One of the more frustrating quirks of disability law for both attorneys and our clients is the five-month waiting period in Social Security Disability Insurance cases.
The rule states that disability benefits, regardless of the condition involved, will not be paid out until five full months have passed after an individual becomes disabled. And there’s no way around it. The best we can do as attorneys is argue that a client was disabled as early as possible after he or she stopped working.
But a new law could waive the five month waiting period in cases involving amyotrophic lateral sclerosis (better known as ALS or Lou Gherig’s Disease).
The cause of ALS is unknown. The disease causes severe problems with motor function, speaking, and ultimately breathing.
Half of those with ALS die from the disease within 16 months of diagnosis, meaning that waiving the five-month waiting period could ensure those with the condition and their families receive critical benefits.
In 2000, a law was passed that allows those with ALS who receive SSDI benefits to immediately qualify for Medicare. All other disabilities require a 24-month waiting period for Medicare eligibility.
Sen. Sheldon Whitehouse (D-R.I.) and Sen. Tom Cotton (R-Ark.) introduced the bill. It was originally sponsored by Sen. Bill Nelson (D-Fla.) and Sen. Lisa Murkowski (R-Alaska). Rep. Seth Moulton (D-Mass.) and Rep. Peter King (R-N.Y.) introduced a companion bill in the House.

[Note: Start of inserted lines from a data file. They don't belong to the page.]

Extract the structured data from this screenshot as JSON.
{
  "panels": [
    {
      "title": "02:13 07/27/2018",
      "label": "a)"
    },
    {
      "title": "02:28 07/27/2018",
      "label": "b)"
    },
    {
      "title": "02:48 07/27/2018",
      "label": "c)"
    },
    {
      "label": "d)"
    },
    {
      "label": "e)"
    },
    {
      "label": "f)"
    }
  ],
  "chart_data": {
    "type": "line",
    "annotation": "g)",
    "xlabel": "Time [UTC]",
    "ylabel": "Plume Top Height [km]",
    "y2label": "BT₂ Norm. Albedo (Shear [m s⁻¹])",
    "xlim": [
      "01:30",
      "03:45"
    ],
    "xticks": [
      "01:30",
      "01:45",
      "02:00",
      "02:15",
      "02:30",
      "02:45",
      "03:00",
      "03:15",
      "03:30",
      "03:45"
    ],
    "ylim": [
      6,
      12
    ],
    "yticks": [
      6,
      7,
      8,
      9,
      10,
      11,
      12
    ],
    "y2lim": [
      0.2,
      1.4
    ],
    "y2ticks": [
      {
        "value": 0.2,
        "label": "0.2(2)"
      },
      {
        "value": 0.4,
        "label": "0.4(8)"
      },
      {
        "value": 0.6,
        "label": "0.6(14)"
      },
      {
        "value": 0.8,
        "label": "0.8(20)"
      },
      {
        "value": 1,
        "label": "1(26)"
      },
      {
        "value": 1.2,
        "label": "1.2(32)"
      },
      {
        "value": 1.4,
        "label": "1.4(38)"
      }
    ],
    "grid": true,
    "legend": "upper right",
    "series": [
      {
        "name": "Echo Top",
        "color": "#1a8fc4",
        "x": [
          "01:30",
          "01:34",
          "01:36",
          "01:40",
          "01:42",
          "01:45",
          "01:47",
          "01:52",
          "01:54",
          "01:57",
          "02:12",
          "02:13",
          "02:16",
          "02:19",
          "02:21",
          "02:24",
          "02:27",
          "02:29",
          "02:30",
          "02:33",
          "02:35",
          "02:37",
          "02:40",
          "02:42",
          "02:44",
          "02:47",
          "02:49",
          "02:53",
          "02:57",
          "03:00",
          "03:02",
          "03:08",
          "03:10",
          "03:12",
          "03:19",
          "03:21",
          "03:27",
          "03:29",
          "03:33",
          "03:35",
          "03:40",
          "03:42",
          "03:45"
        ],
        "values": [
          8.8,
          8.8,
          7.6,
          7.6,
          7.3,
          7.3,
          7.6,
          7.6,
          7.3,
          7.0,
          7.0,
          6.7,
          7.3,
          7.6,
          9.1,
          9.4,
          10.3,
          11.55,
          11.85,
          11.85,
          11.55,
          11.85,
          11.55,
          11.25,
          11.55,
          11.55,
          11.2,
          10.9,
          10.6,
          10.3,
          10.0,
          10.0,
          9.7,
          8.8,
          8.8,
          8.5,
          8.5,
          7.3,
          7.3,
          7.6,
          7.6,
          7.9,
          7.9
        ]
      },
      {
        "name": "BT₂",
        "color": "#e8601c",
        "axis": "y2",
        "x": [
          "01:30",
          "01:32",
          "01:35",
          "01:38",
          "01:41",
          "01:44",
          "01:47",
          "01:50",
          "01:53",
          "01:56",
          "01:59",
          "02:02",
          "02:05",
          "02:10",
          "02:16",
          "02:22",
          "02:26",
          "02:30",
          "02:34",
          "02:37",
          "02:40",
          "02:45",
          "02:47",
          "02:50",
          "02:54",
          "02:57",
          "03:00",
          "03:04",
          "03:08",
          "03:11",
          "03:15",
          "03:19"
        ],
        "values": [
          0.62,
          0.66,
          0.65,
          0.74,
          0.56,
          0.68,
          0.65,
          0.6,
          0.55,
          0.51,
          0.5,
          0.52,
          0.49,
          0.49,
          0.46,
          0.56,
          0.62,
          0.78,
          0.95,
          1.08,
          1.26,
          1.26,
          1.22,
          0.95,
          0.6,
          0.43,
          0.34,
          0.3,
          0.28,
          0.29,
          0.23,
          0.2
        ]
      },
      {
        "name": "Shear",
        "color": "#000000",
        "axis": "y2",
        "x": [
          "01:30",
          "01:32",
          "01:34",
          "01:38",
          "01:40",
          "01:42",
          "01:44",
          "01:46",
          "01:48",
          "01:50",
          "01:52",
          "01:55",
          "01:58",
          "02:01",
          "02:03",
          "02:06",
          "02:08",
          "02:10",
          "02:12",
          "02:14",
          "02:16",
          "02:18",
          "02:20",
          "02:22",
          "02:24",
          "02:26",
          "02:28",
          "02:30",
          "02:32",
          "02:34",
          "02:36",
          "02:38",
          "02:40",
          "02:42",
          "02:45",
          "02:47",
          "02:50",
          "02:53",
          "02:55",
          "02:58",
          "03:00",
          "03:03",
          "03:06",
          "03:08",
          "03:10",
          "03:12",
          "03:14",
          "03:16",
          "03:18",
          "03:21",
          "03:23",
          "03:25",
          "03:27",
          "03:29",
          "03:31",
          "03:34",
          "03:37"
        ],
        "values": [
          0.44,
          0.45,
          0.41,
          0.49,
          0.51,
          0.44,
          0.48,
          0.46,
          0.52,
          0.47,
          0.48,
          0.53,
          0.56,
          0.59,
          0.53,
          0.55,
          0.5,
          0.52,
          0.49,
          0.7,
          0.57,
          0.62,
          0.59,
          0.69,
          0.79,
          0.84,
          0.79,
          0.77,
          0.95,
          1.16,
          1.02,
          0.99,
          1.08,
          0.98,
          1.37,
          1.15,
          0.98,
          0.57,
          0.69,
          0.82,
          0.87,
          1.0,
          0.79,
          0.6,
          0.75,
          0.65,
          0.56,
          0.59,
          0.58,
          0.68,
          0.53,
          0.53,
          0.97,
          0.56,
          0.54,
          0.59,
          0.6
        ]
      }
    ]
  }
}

As the bill has received wide bipartisan support, it has a good chance of being signed into law.
“Congress originally justified the five-month waiting period by saying it allows time for temporary conditions to reverse. Unfortunately, that’s not currently possible for someone with ALS,” Rep. King said in a statement. “Given the prognosis for those diagnosed with ALS, it defies common sense and decency to require these same individuals to wait for benefits they have paid for and most importantly deserve. I am proud to stand with the ALS community in support of this bipartisan bill.”